Selling calls against Leaps

Discussion in 'Options' started by tex2244, Sep 16, 2004.

  1. i recently read where he said he has never lost money on a covered call. can this be true?
     
    #21     Aug 20, 2005
  2. andyszyd

    andyszyd

    It may be true if he never played one, ask averybody who has played stock market, can't believe how naive people are.

    If you buy a stock and price goes down, never recovers, or goes to zero how can you NOT LOSE MONEY ???????????

    It happens all the time.

    You will lose money or all your money or with particular kinds of options or futures YOU CAN LOSE MORE MONEY THAN YOU HAVE IN BROKERADGE ACCONT.

    Man wake up or bang your head against the wall before you risk your hard earned money playing the game you have no clue.
     
    #22     Aug 20, 2005
  3. do you have personal experience with Compoundstockearnings.com? if so give details. i get his emails all the time and he talks a good game. here is a little from this weeks email:
    CSE Covered Call Fund Results: First Four Months:

    Based on Internally Generated Net Cash - 5.00% per month for total return of 20.0%, or 60% annualized. This is the return we judge ourselves on. It represents CASH in the bank.

    Our goal for the Fund is 5% net cash flow per month. We are acheiving 5.00% per month.
     
    #23     Aug 20, 2005
  4. A call and put calendar of same-strike and tenor are synthetically equivalent. It's simply doubling up.
     
    #24     Aug 20, 2005
  5. If one is short near term straddles, the key phrase is MONTH FROM NOW, if the move down from 40 to 36 takes place AFTER the near-term straddle expires. If the move takes place BEFORE the short-term straddle expires, the long-term long straddle will increase in value, but so will the near-term short straddle. If you are real close to expiration the short-term straddle, the one written, picks up gamma, and therefore delta (greater theta decay means greater gamma).

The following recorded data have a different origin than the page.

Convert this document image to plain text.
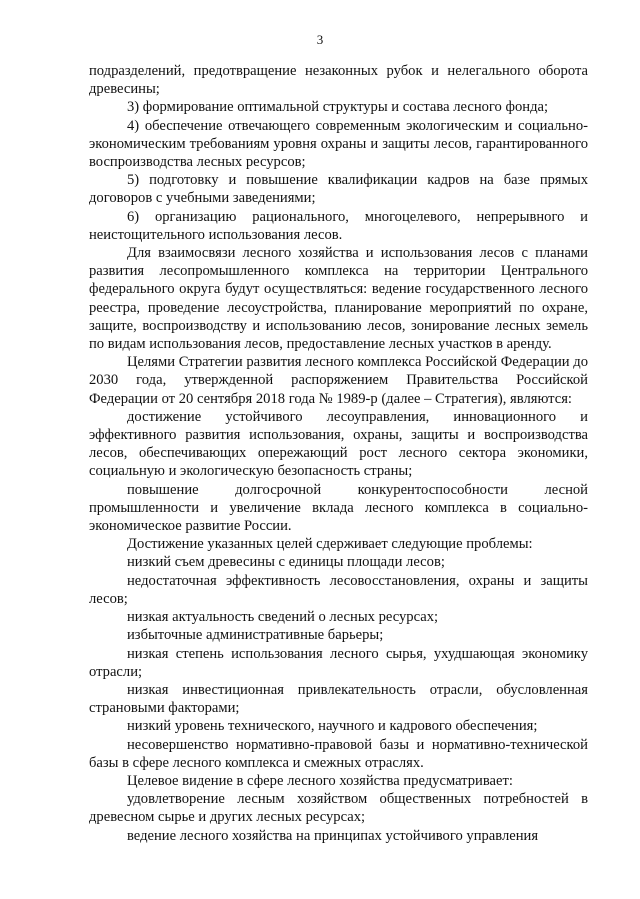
3

подразделений, предотвращение незаконных рубок и нелегального оборота древесины;

3) формирование оптимальной структуры и состава лесного фонда;

4) обеспечение отвечающего современным экологическим и социально-экономическим требованиям уровня охраны и защиты лесов, гарантированного воспроизводства лесных ресурсов;

5) подготовку и повышение квалификации кадров на базе прямых договоров с учебными заведениями;

6) организацию рационального, многоцелевого, непрерывного и неистощительного использования лесов.

Для взаимосвязи лесного хозяйства и использования лесов с планами развития лесопромышленного комплекса на территории Центрального федерального округа будут осуществляться: ведение государственного лесного реестра, проведение лесоустройства, планирование мероприятий по охране, защите, воспроизводству и использованию лесов, зонирование лесных земель по видам использования лесов, предоставление лесных участков в аренду.

Целями Стратегии развития лесного комплекса Российской Федерации до 2030 года, утвержденной распоряжением Правительства Российской Федерации от 20 сентября 2018 года № 1989-р (далее – Стратегия), являются:

достижение устойчивого лесоуправления, инновационного и эффективного развития использования, охраны, защиты и воспроизводства лесов, обеспечивающих опережающий рост лесного сектора экономики, социальную и экологическую безопасность страны;

повышение долгосрочной конкурентоспособности лесной промышленности и увеличение вклада лесного комплекса в социально-экономическое развитие России.

Достижение указанных целей сдерживает следующие проблемы:

низкий съем древесины с единицы площади лесов;

недостаточная эффективность лесовосстановления, охраны и защиты лесов;

низкая актуальность сведений о лесных ресурсах;

избыточные административные барьеры;

низкая степень использования лесного сырья, ухудшающая экономику отрасли;

низкая инвестиционная привлекательность отрасли, обусловленная страновыми факторами;

низкий уровень технического, научного и кадрового обеспечения;

несовершенство нормативно-правовой базы и нормативно-технической базы в сфере лесного комплекса и смежных отраслях.

Целевое видение в сфере лесного хозяйства предусматривает:

удовлетворение лесным хозяйством общественных потребностей в древесном сырье и других лесных ресурсах;

ведение лесного хозяйства на принципах устойчивого управления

    If one is short near-term calls only (and NOT puts) and long a longer-term straddle, then a sharp move from 40 to 36 would be an obvious winner.
     
    #25     Aug 20, 2005
  6. Perhaps this person never lost on a covered call was because he did 1, or 5. But not many!
     
    #26     Aug 20, 2005
  7. no,I meant to compare two strategy:
    1.Short call 30 days and long call 60 days
    2.Short straddle 30 days and long straddle 60 days.
    All the above ATM with 1.40 ratio for 60 days in both cases.
    Close both positions at next exp.
    So far I played this strategy for four months and made money everytime. A no price change OR sharp price change are the best scenarios for me.
     
    #27     Aug 20, 2005
  8. At the risk of repetition... they're the same positions. You're simply doubling the exposure in trading the combo[straddle] time spread... provided the ratio is maintained in both scenarios.

    The straddle scenario is equivalent to 2*call(or put) time spreads. Same-strike call and put time spreads are locks -- equivalence is achieved, ignoring some very minor exceptions. Dissect the position and the synthetic relationship will become clear.
     
    #28     Aug 21, 2005
  9. 1.Sell 10 calls 30 days for 1.36 (total=1360)
    Buy 14 calls 60 days for 1.92(total=2688)
    at next exp XYZ at 32 , P&L=(-1328)

    2.Sell 10 straddles 30 days for 2.72(total=2720)
    Buy 14 straddles 60 days for 3.84(total=5376)
    at next exp XYZ at 32:

    short straddle loss=(-5280)
    long straddle gain=+5824
    Stratedy P&L=544.
     
    #29     Aug 21, 2005
  10. For calendars, I prefer to use calls over puts (even though doing it with puts tends to be cheaper), but riskarb is right: you're just doubling up. Either way, you win on a little/no movement, and lose on a lot of movement.

    Now if the calls that were being sold (1) were at a different strike than the calls that were part of the short straddle (2), that might be a different story (skewed options due to supply and demand). If the calls (and the puts that are part of the straddle) are from the same strike and expiration, then there is no edge.

    Why not? Calls and puts at the same strike trade at the same implied volatility. If your computer model does not recognize that, then it is using incorrect/stale data. If they traded at different iv's, there would be a risk-free arb.

    Besides, with just the calls, you are dealing with two b/a spreads and two commissions (short call, long call) ; with straddles you're dealing with four spreads and four commissions (short call, long call, long put, short put). And all for nothing.

    Why would anyone want to do that?